Mit einer Gedenktafel, die im Schloss der Gemeinde St. Martin/Innkreis angebracht wird, wird man dort künftig an die Rettung der Lipizzaner durch den legendären US-General George Patton und den Soldaten seiner 3. amerikanischen Armee vor 76 Jahren erinnern.

Von Kurt Guggenbichler

Die Enthüllung der schweren Gedenktafel aus Granit hätte eigentlich im Hof des Schlosses von Ruprecht Maximilian Graf von und zu Arco-Zinnenberg stattfinden sollen, ging aber wegen Schlechtwetters in der gegenüberliegenden Musikschule über die Bühne.
„Doch auch da befinden wir uns auf historischem Boden“, erläuterte Hans Peter Hochold, der Bürgermeister von St.
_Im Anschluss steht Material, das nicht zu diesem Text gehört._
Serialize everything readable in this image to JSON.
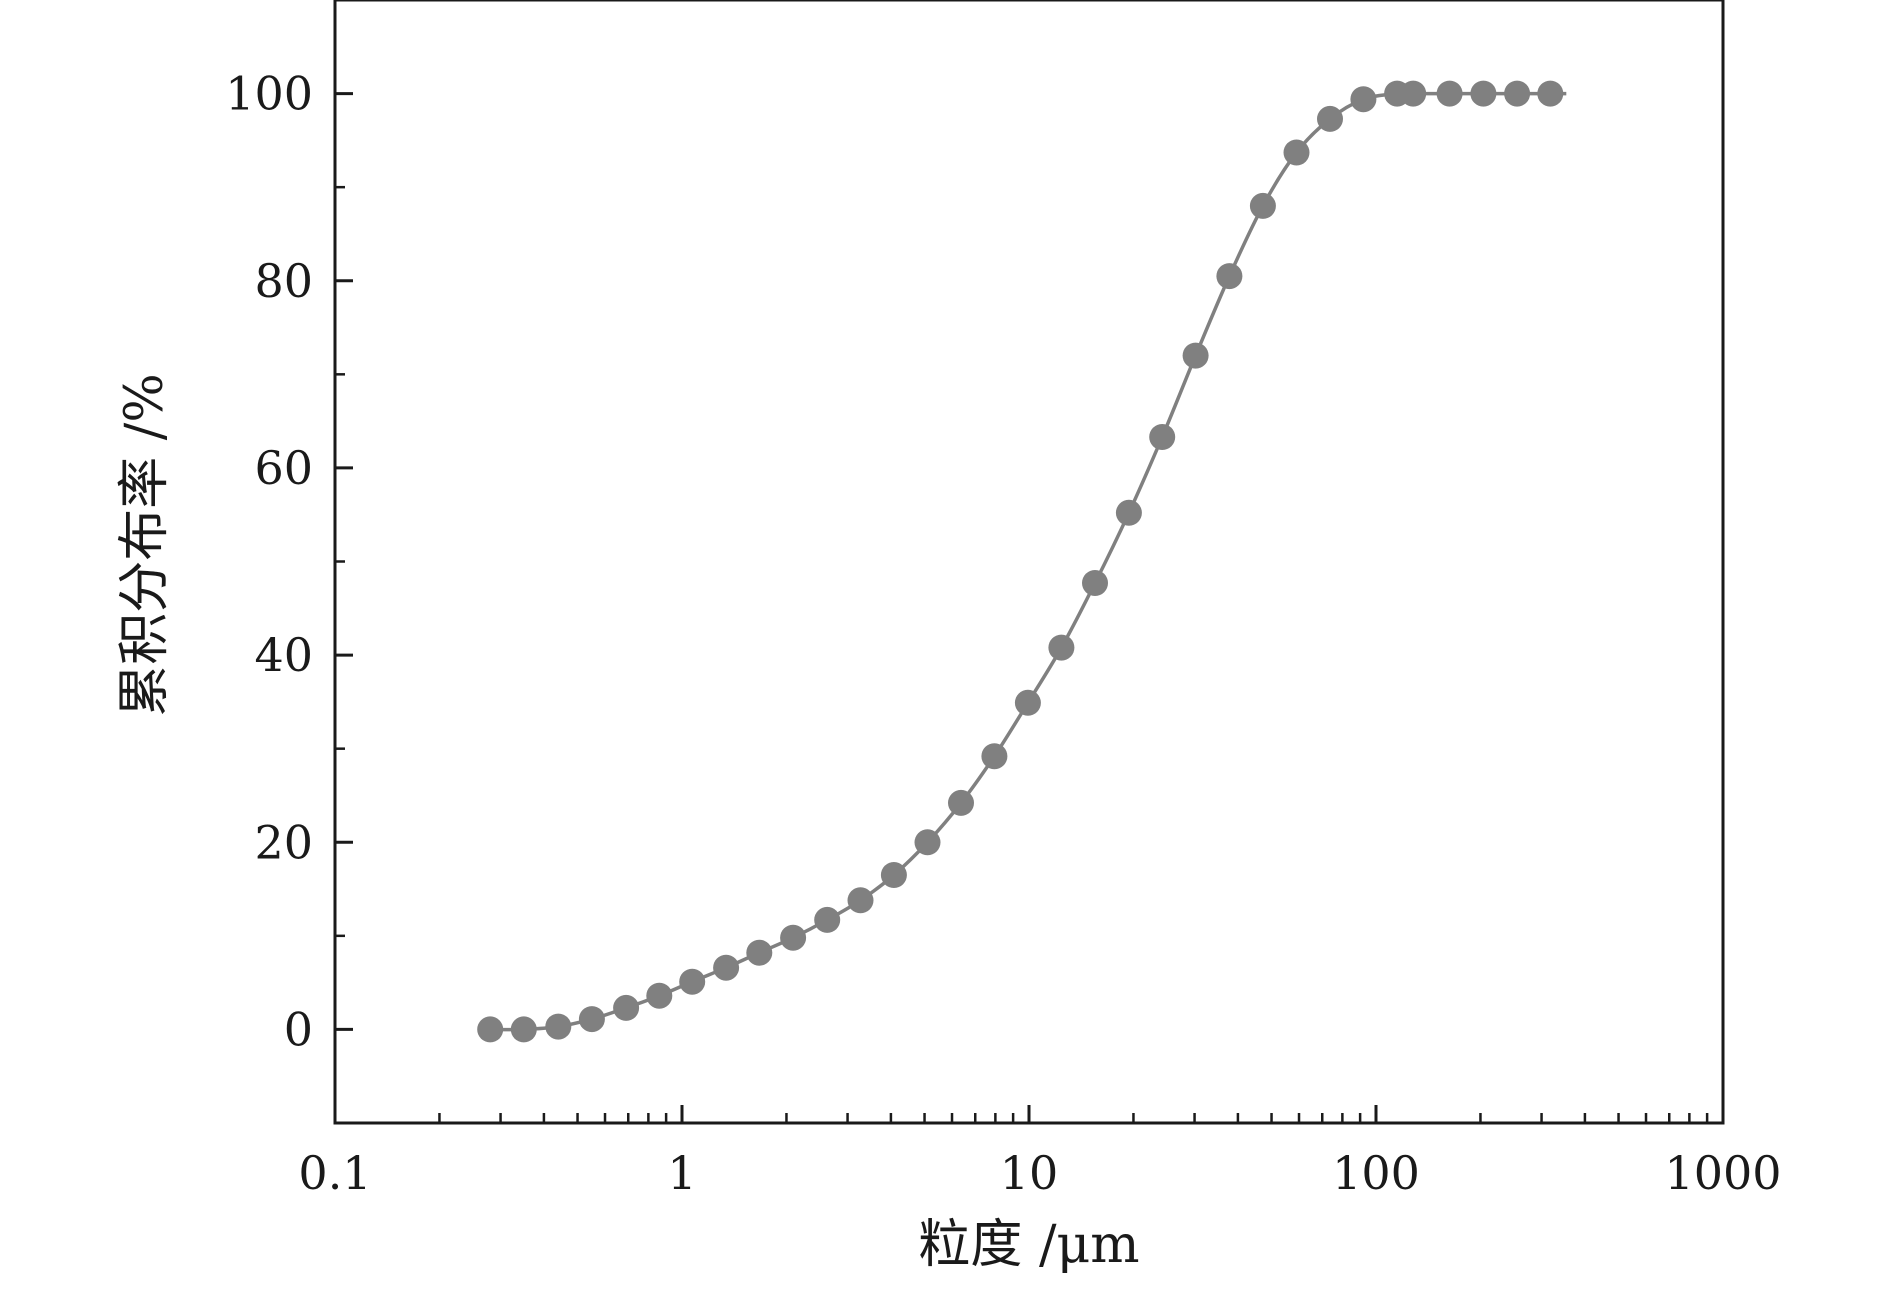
{
  "chart_data": {
    "type": "scatter",
    "title": "",
    "xlabel": "粒度 /μm",
    "ylabel": "累积分布率 /%",
    "xscale": "log",
    "xlim": [
      0.1,
      1000
    ],
    "ylim": [
      -10,
      110
    ],
    "xticks": [
      0.1,
      1,
      10,
      100,
      1000
    ],
    "xtick_labels": [
      "0.1",
      "1",
      "10",
      "100",
      "1000"
    ],
    "yticks": [
      0,
      20,
      40,
      60,
      80,
      100
    ],
    "ytick_labels": [
      "0",
      "20",
      "40",
      "60",
      "80",
      "100"
    ],
    "grid": false,
    "legend": "none",
    "series": [
      {
        "style": "markers+smooth-line",
        "color": "#808080",
        "x": [
          0.28,
          0.35,
          0.44,
          0.55,
          0.69,
          0.86,
          1.07,
          1.34,
          1.67,
          2.09,
          2.62,
          3.27,
          4.08,
          5.1,
          6.37,
          7.95,
          9.93,
          12.4,
          15.5,
          19.4,
          24.2,
          30.2,
          37.8,
          47.2,
          59.0,
          73.7,
          92.0,
          115,
          128,
          163,
          204,
          255,
          318
        ],
        "y": [
          0,
          0,
          0.3,
          1.1,
          2.3,
          3.6,
          5.1,
          6.6,
          8.2,
          9.8,
          11.7,
          13.8,
          16.5,
          20.0,
          24.2,
          29.2,
          34.9,
          40.8,
          47.7,
          55.2,
          63.3,
          72.0,
          80.5,
          88.0,
          93.7,
          97.3,
          99.4,
          100,
          100,
          100,
          100,
          100,
          100
        ]
      }
    ]
  }
}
Martin, „weil hier früher eine Wiese war, auf der die Lipizzaner grasten.“ Dieser Platz hier war im Mai 1945 eine ihrer ersten Zufluchten gewesen, was die Pferde vermutlich davor bewahrt hatte, in den Kochtöpfen und Mägen der Rotarmisten zu landen, erläuterte Elmar Rosenauer, der Obmann der oberösterreichischen Radetzky-Kameradschaft. Aufgrund der Initiative seines Vereins wird nun das Gedenken an die Errettung des Tierbestandes der Spanischen Hofreitschule zumindest im Schloss von St. Martin wachgehalten werden.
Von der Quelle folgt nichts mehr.